24 Under the second paragraph of Article 42 of the Statute of the Court of Justice, which applies to the Court of First Instance pursuant to the first paragraph of Article 46 of that Statute, no right shall be prejudiced in consequence of the expiry of a time-limit if the party concerned proves the existence of unforeseeable circumstances or of force majeure. In this case, the applicants rely on two circumstances which, they maintain, constitute unforeseeable circumstances or force majeure.
25 First, they claim that one of their lawyers telephoned the English-language section of the Registry of the Court of First Instance, primarily to obtain confirmation that the extension on account of distance for Poland and Latvia was two weeks. That lawyer, they say, told a Registry official, whose name is unknown, that, according to his calculations, the time-limit for submitting the application would expire on 28 April 1999. According to the applicants, he asked the official whether he agreed with that calculation and, after giving some thought to the matter, the official replied that he assumed that it was correct. However, the applicants state that the official expressly told the lawyer that he could not provide a legally binding statement on this and that it would be up to the applicants to make the final calculations.
26 The Court points out that it does not fall within the tasks and powers of Registry officials to give a ruling on the calculation of the time-limit for bringing an action. In any event, without there being any need to rule as to whether, in certain circumstances, the taking into consideration by an applicant of erroneous information from a Registry official might constitute an unforeseeable circumstance or force majeure, it should be pointed out that, in this case, the calculation of the time-limit for submitting the application was made by the applicants' lawyer.

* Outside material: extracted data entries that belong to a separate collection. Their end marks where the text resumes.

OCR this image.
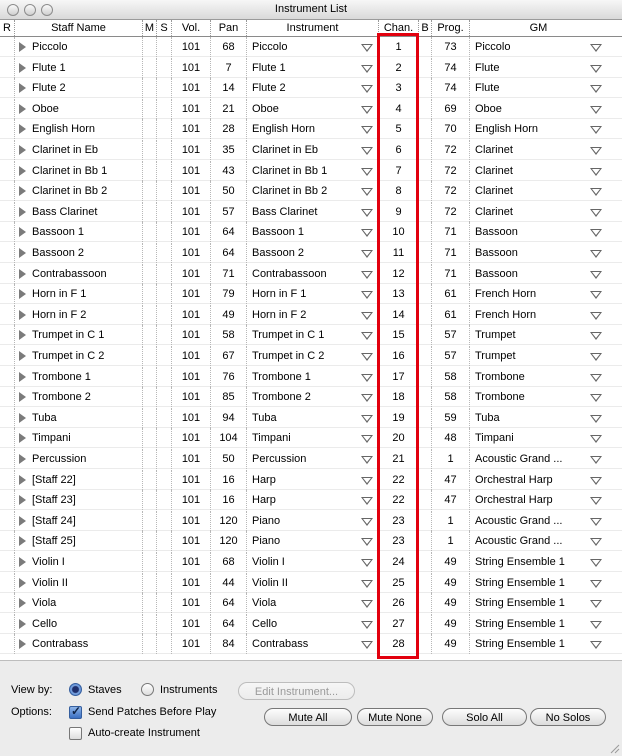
Instrument List
R	Staff Name	M S	Vol.	Pan	Instrument	Chan. B Prog.	GM
Piccolo	101	68	Piccolo	1	73	Piccolo
Flute 1	101	7	Flute 1	2	74	Flute
Flute 2	101	14	Flute 2	3	74	Flute
Oboe	101	21	Oboe	4	69	Oboe
English Horn	101	28	English Horn	5	70	English Horn
Clarinet in Eb	101	35	Clarinet in Eb	6	72	Clarinet
Clarinet in Bb 1	101	43	Clarinet in Bb 1	7	72	Clarinet
Clarinet in Bb 2	101	50	Clarinet in Bb 2	8	72	Clarinet
Bass Clarinet	101	57	Bass Clarinet	9	72	Clarinet
Bassoon 1	101	64	Bassoon 1	10	71	Bassoon
Bassoon 2	101	64	Bassoon 2	11	71	Bassoon
Contrabassoon	101	71	Contrabassoon	12	71	Bassoon
Horn in F 1	101	79	Horn in F 1	13	61	French Horn
Horn in F 2	101	49	Horn in F 2	14	61	French Horn
Trumpet in C 1	101	58	Trumpet in C 1	15	57	Trumpet
Trumpet in C 2	101	67	Trumpet in C 2	16	57	Trumpet
Trombone 1	101	76	Trombone 1	17	58	Trombone
Trombone 2	101	85	Trombone 2	18	58	Trombone
Tuba	101	94	Tuba	19	59	Tuba
Timpani	101	104	Timpani	20	48	Timpani
Percussion	101	50	Percussion	21	1	Acoustic Grand ...
[Staff 22]	101	16	Harp	22	47	Orchestral Harp
[Staff 23]	101	16	Harp	22	47	Orchestral Harp
[Staff 24]	101	120	Piano	23	1	Acoustic Grand ...
[Staff 25]	101	120	Piano	23	1	Acoustic Grand ...
Violin I	101	68	Violin I	24	49	String Ensemble 1
Violin II	101	44	Violin II	25	49	String Ensemble 1
Viola	101	64	Viola	26	49	String Ensemble 1
Cello	101	64	Cello	27	49	String Ensemble 1
Contrabass	101	84	Contrabass	28	49	String Ensemble 1
View by:	Staves	Instruments	Edit Instrument...
Options:
✓	Send Patches Before Play
Auto-create Instrument
Mute All	Mute None	Solo All	No Solos
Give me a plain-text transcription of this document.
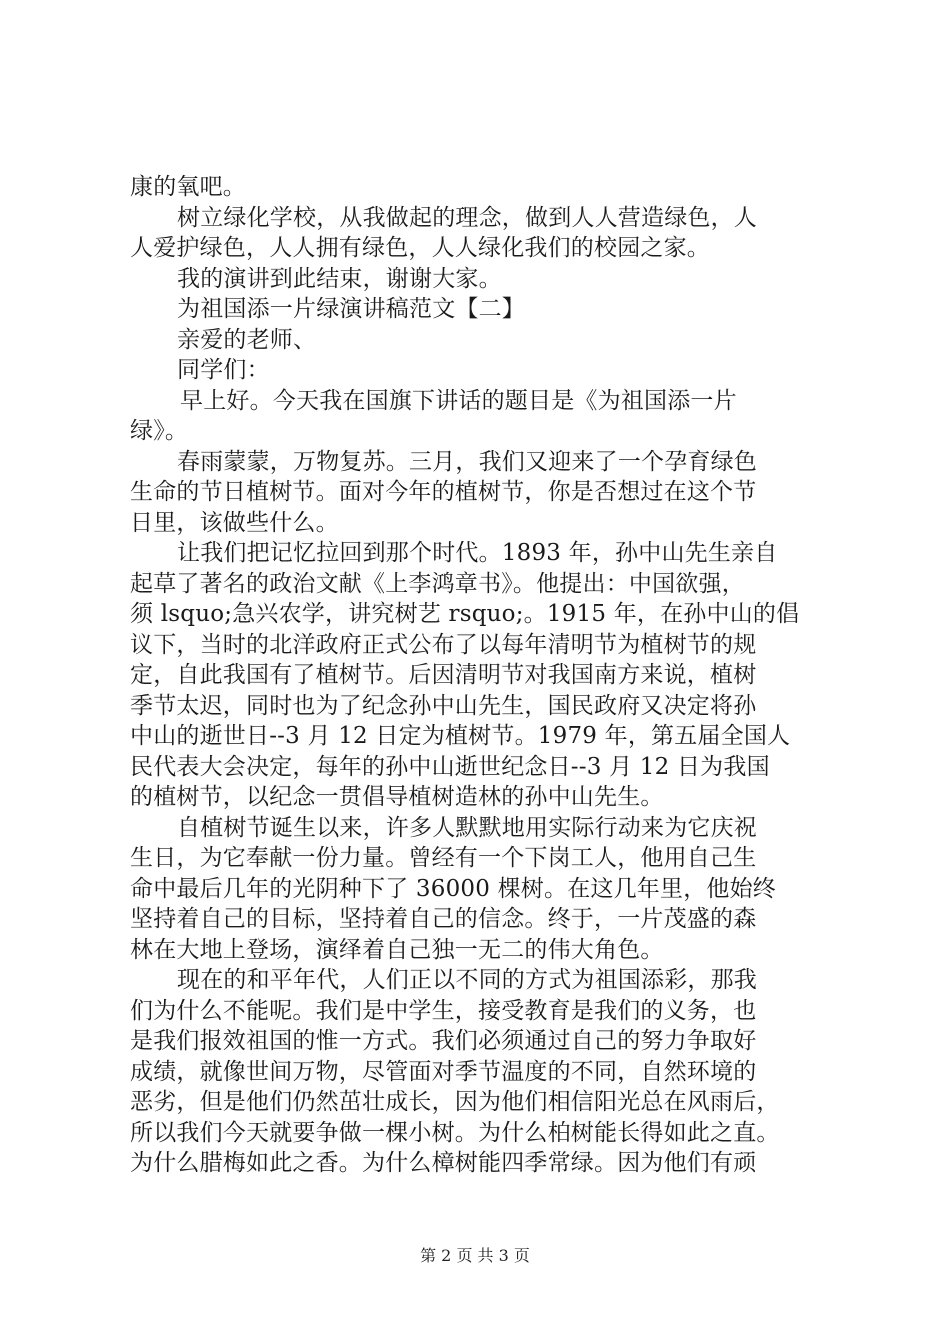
康的氧吧。
树立绿化学校，从我做起的理念，做到人人营造绿色，人
人爱护绿色，人人拥有绿色，人人绿化我们的校园之家。
我的演讲到此结束，谢谢大家。
为祖国添一片绿演讲稿范文【二】
亲爱的老师、
同学们：
早上好。今天我在国旗下讲话的题目是《为祖国添一片
绿》。
春雨蒙蒙，万物复苏。三月，我们又迎来了一个孕育绿色
生命的节日植树节。面对今年的植树节，你是否想过在这个节
日里，该做些什么。
让我们把记忆拉回到那个时代。1893 年，孙中山先生亲自
起草了著名的政治文献《上李鸿章书》。他提出：中国欲强，
须 lsquo;急兴农学，讲究树艺 rsquo;。1915 年，在孙中山的倡
议下，当时的北洋政府正式公布了以每年清明节为植树节的规
定，自此我国有了植树节。后因清明节对我国南方来说，植树
季节太迟，同时也为了纪念孙中山先生，国民政府又决定将孙
中山的逝世日--3 月 12 日定为植树节。1979 年，第五届全国人
民代表大会决定，每年的孙中山逝世纪念日--3 月 12 日为我国
的植树节，以纪念一贯倡导植树造林的孙中山先生。
自植树节诞生以来，许多人默默地用实际行动来为它庆祝
生日，为它奉献一份力量。曾经有一个下岗工人，他用自己生
命中最后几年的光阴种下了 36000 棵树。在这几年里，他始终
坚持着自己的目标，坚持着自己的信念。终于，一片茂盛的森
林在大地上登场，演绎着自己独一无二的伟大角色。
现在的和平年代，人们正以不同的方式为祖国添彩，那我
们为什么不能呢。我们是中学生，接受教育是我们的义务，也
是我们报效祖国的惟一方式。我们必须通过自己的努力争取好
成绩，就像世间万物，尽管面对季节温度的不同，自然环境的
恶劣，但是他们仍然茁壮成长，因为他们相信阳光总在风雨后，
所以我们今天就要争做一棵小树。为什么柏树能长得如此之直。
为什么腊梅如此之香。为什么樟树能四季常绿。因为他们有顽
第 2 页 共 3 页
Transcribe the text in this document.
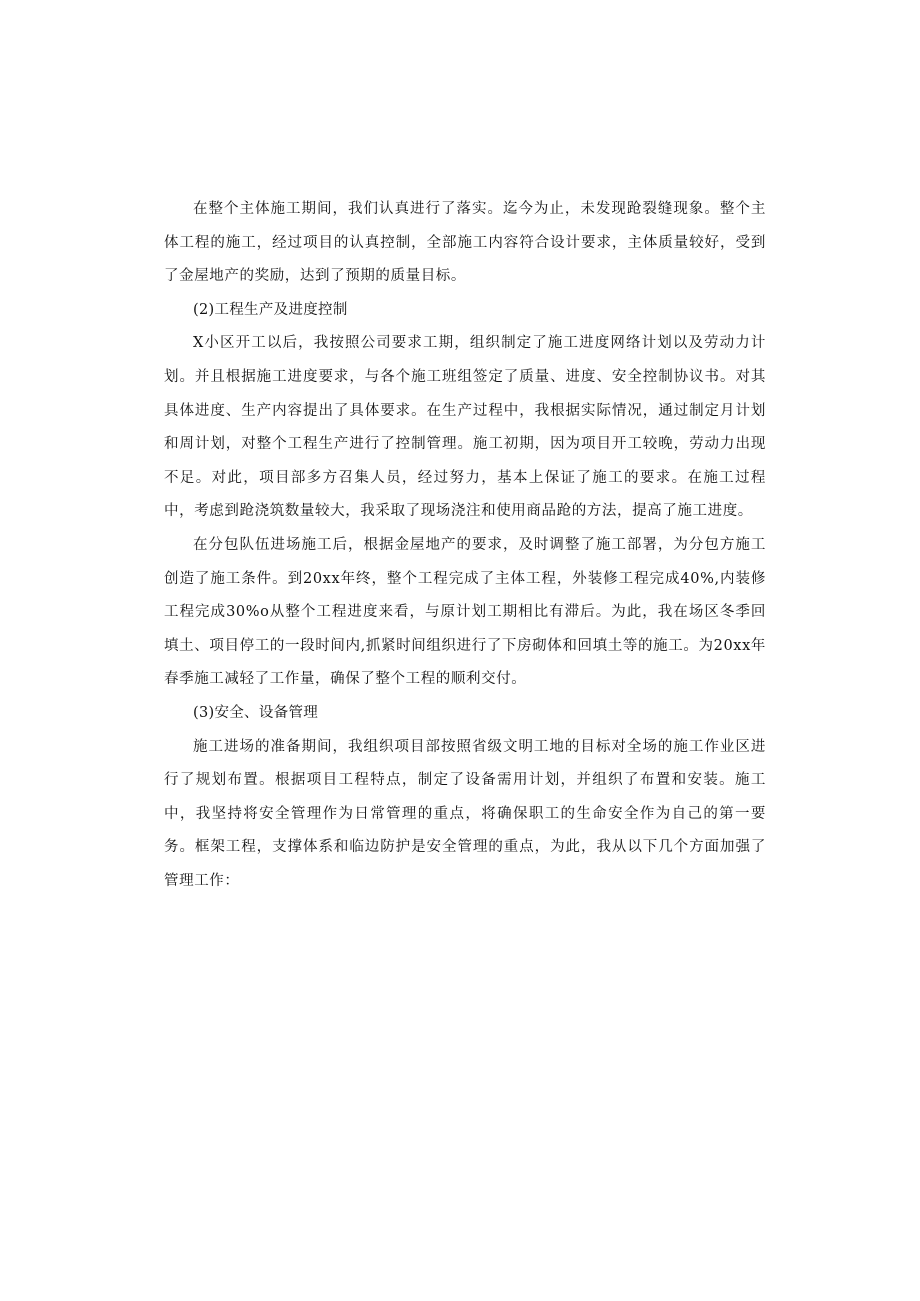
在整个主体施工期间，我们认真进行了落实。迄今为止，未发现跄裂缝现象。整个主体工程的施工，经过项目的认真控制，全部施工内容符合设计要求，主体质量较好，受到了金屋地产的奖励，达到了预期的质量目标。

(2)工程生产及进度控制

X小区开工以后，我按照公司要求工期，组织制定了施工进度网络计划以及劳动力计划。并且根据施工进度要求，与各个施工班组签定了质量、进度、安全控制协议书。对其具体进度、生产内容提出了具体要求。在生产过程中，我根据实际情况，通过制定月计划和周计划，对整个工程生产进行了控制管理。施工初期，因为项目开工较晚，劳动力出现不足。对此，项目部多方召集人员，经过努力，基本上保证了施工的要求。在施工过程中，考虑到跄浇筑数量较大，我采取了现场浇注和使用商品跄的方法，提高了施工进度。

在分包队伍进场施工后，根据金屋地产的要求，及时调整了施工部署，为分包方施工创造了施工条件。到20xx年终，整个工程完成了主体工程，外装修工程完成40%,内装修工程完成30%o从整个工程进度来看，与原计划工期相比有滞后。为此，我在场区冬季回填土、项目停工的一段时间内,抓紧时间组织进行了下房砌体和回填土等的施工。为20xx年春季施工减轻了工作量，确保了整个工程的顺利交付。

(3)安全、设备管理

施工进场的准备期间，我组织项目部按照省级文明工地的目标对全场的施工作业区进行了规划布置。根据项目工程特点，制定了设备需用计划，并组织了布置和安装。施工中，我坚持将安全管理作为日常管理的重点，将确保职工的生命安全作为自己的第一要务。框架工程，支撑体系和临边防护是安全管理的重点，为此，我从以下几个方面加强了管理工作：
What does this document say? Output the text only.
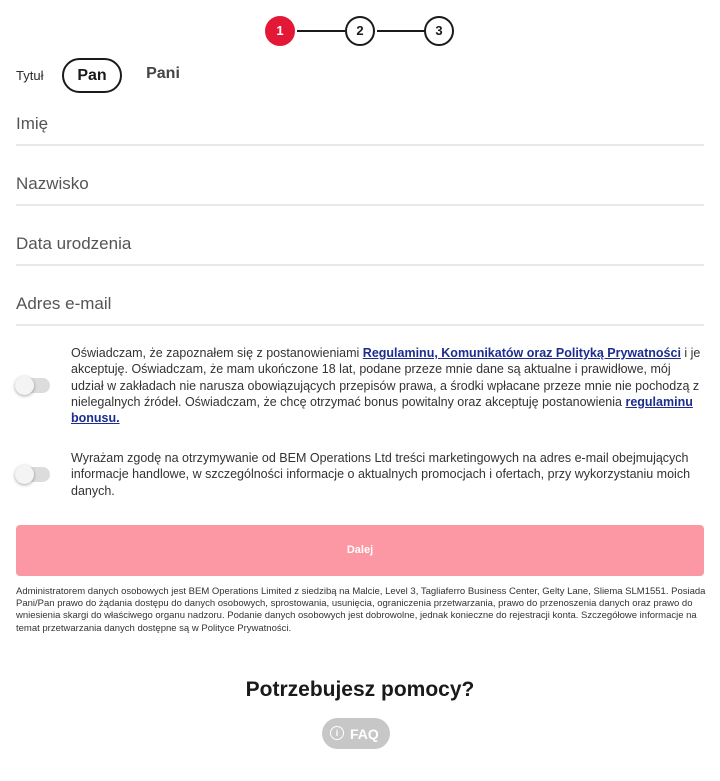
1	2	3
Tytuł	Pan	Pani
Imię
Nazwisko
Data urodzenia
Adres e-mail
Oświadczam, że zapoznałem się z postanowieniami Regulaminu, Komunikatów oraz Polityką Prywatności i je akceptuję. Oświadczam, że mam ukończone 18 lat, podane przeze mnie dane są aktualne i prawidłowe, mój udział w zakładach nie narusza obowiązujących przepisów prawa, a środki wpłacane przeze mnie nie pochodzą z nielegalnych źródeł. Oświadczam, że chcę otrzymać bonus powitalny oraz akceptuję postanowienia regulaminu bonusu.
Wyrażam zgodę na otrzymywanie od BEM Operations Ltd treści marketingowych na adres e-mail obejmujących informacje handlowe, w szczególności informacje o aktualnych promocjach i ofertach, przy wykorzystaniu moich danych.
Dalej
Administratorem danych osobowych jest BEM Operations Limited z siedzibą na Malcie, Level 3, Tagliaferro Business Center, Gelty Lane, Sliema SLM1551. Posiada Pani/Pan prawo do żądania dostępu do danych osobowych, sprostowania, usunięcia, ograniczenia przetwarzania, prawo do przenoszenia danych oraz prawo do wniesienia skargi do właściwego organu nadzoru. Podanie danych osobowych jest dobrowolne, jednak konieczne do rejestracji konta. Szczegółowe informacje na temat przetwarzania danych dostępne są w Polityce Prywatności.
Potrzebujesz pomocy?
i FAQ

The information said to be given in that respect by the official to whom the question was put was given, as the applicants themselves acknowledge, without responsibility and with an express reminder that the calculation was a matter for the applicants. In those circumstances, there can be no question of unforeseeable circumstances or force majeure.
27 Secondly, the applicants plead the personal situation of one of their lawyers a few days before the application was submitted.
28 In that regard, it is sufficient to observe that the applicants are represented in this dispute by two lawyers. Even if one of them may have been prevented by his personal situation from lodging the application within the prescribed time-limit, the applicants offer no explanation as to why their other lawyer was unable to do so.
29 In those circumstances, the action must be dismissed as inadmissible.
30 For that reason, there is no need to rule on the Commission's application for leave to intervene.
Costs
31 Under Article 87(2)of the Rules of Procedure, the unsuccessful party is to be ordered to pay the costs if they have been applied for in the successful party's pleadings. The Council has asked for costs to be awarded against the applicants, and the latter have been unsuccessful. However, given that the question concerning the possibility of the action being out of time was raised by the Court of its own motion, the Council's defence was no longer relevant. In those circumstances, the Court considers it fair and reasonable that the Council should bear the costs relating to the preparation and submission of its defence.
32 The applicants must therefore be ordered to bear their own costs and, in addition, to pay the costs incurred by the Council, except for those relating to the preparation and submission of its defence.
On those grounds,
THE COURT OF FIRST INSTANCE (Fifth Chamber, Extended Composition)
hereby orders:
1. The action is dismissed as inadmissible.
2. There is no need to adjudicate on the Commission's application for leave to intervene.
3. The applicants are ordered to bear their own costs and, jointly and severally, to pay the costs of the Council save for those relating to the preparation and submission of its defence.